Odra skończyła serię porażek

Odra skończyła serię porażek

Odra Opole ze Skrą Częstochowa musiała wygrać. Decyzja klubowych władz względem Piotra Plewni była bardzo ryzykowna, ale jednoznaczna – dalej razem ciągniemy ten wózek… solidarnie. No, bo na czym innym opierać optymizm związany z wydostaniem się ze spadkowej strefy Fortuna 1. ligi? 

 

No i zaczęło się jak trzeba. Już na początku, w 180 sekundzie, świetną okazje miał Dawid Czapliński, ale posłał piłkę nad poprzeczką, choć mógł bardziej się postarać. W 12 minucie bardzo doceniany robotą na lewej stronie Maciej Makuszewski, schodząc do środka ładnie zwinął w okienko, lecz robinsonada Jakuba Bursztyna była nie mniej efektowna.

 

Później do gry weszło bolące uzębienie, ponieważ mimo sporych chęci, gospodarze nie mogli nic sensownego wykreować. Drużyna spod Jasnej Góry bardzo szybko opuszczała własną połowę i kilka razy zakotłowało się pod opolską świątynią.

 

Po zmianie stron “Maki” huknął z 15 metra, ale znów niecelnie. Przełomem na otwarcie wyniku przy Oleskiej mogła okazać się sytuacja z 52 minuty. W polu karnym sfaulowany został Filip Kozłowski i choć rzut karny to jeszcze nie gol, to umówmy się, że OKS uratowała analiza VAR i do jedenastki nie doszło.

 

To było najpoważniejsze ostrzeżenie tego wieczora. Spotkanie układać zaczęło się tak, że kto pierwszy trafi, jest w stanie zgarnąć w niedzielę trzy punkty.

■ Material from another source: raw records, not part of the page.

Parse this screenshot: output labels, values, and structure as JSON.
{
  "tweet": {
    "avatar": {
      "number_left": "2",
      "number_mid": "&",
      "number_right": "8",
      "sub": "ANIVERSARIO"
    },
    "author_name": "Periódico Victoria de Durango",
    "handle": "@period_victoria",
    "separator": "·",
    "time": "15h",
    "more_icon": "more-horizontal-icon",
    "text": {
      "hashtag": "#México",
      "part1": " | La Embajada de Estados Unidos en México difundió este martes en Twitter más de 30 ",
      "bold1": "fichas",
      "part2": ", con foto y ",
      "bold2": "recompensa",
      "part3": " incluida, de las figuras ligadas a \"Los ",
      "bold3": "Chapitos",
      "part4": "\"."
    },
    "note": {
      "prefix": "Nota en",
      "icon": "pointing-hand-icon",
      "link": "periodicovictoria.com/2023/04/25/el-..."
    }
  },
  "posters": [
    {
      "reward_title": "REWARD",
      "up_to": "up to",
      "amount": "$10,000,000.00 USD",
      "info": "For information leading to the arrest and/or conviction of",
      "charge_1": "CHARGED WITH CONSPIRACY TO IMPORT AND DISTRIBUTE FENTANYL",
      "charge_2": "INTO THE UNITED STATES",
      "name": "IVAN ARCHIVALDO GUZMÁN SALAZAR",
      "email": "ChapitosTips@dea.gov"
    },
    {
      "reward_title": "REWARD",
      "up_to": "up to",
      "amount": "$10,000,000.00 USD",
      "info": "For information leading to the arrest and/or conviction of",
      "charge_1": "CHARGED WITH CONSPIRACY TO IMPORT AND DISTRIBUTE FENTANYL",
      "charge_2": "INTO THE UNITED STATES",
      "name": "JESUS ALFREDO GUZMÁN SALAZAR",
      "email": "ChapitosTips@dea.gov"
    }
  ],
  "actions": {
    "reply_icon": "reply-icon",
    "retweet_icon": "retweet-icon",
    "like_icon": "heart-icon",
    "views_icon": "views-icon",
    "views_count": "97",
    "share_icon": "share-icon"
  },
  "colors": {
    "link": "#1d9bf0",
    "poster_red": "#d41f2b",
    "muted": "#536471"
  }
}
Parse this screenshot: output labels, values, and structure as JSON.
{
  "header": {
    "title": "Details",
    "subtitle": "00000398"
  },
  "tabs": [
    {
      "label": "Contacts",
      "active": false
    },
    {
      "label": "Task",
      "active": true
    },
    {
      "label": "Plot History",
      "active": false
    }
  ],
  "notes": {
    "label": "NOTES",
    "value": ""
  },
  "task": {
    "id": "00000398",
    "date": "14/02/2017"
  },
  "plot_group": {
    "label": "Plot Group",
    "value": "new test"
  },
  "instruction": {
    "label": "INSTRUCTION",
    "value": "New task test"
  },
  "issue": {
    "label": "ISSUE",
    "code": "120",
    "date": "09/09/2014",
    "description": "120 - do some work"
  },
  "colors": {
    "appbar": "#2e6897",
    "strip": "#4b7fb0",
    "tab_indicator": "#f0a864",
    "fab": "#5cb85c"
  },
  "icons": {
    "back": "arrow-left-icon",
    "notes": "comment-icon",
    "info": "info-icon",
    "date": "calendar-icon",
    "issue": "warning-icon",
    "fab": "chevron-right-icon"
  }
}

Na murawie jednak nie było specjalnie ku temu okazji. Goście ewidentnie przyjechali w Opolu nie przegrać, a taki rywal zazwyczaj staje okoniem.

 

W 67 minucie Bursztyn znów zaświecił i wypiąstkował ciekawą próbę Tomasa Mikinića. Niebiesko-czerwoni dociskali rywala jak mogli, ten jednak jakoś zawsze wychodził obronną ręką. Do czasu…  W 84 minucie z rzutu rożnego dośrodkował Maciej Urbańczyk, a świetnie do uderzenia głową złożył się Mateusz Kamiński i trafił do siatki.

 

Radość, ale przede wszystkim uczucie ulgi ogarnęło nie tylko miejski stadion, ale całą ulicę Kusocińskiego, Chabry i pół ZWM-u. Wszystko to wziąć mógł szlag, kiedy w doliczonym już czasie boju, podróż szczupakiem Szymona Szymańskiego minimalnie, ale spełzła na niczym. Głębokie ufff… Po stokroć, a co najmniej po trzykroć, gdyż tyle trwał ciąg “Oderki” bez punktów.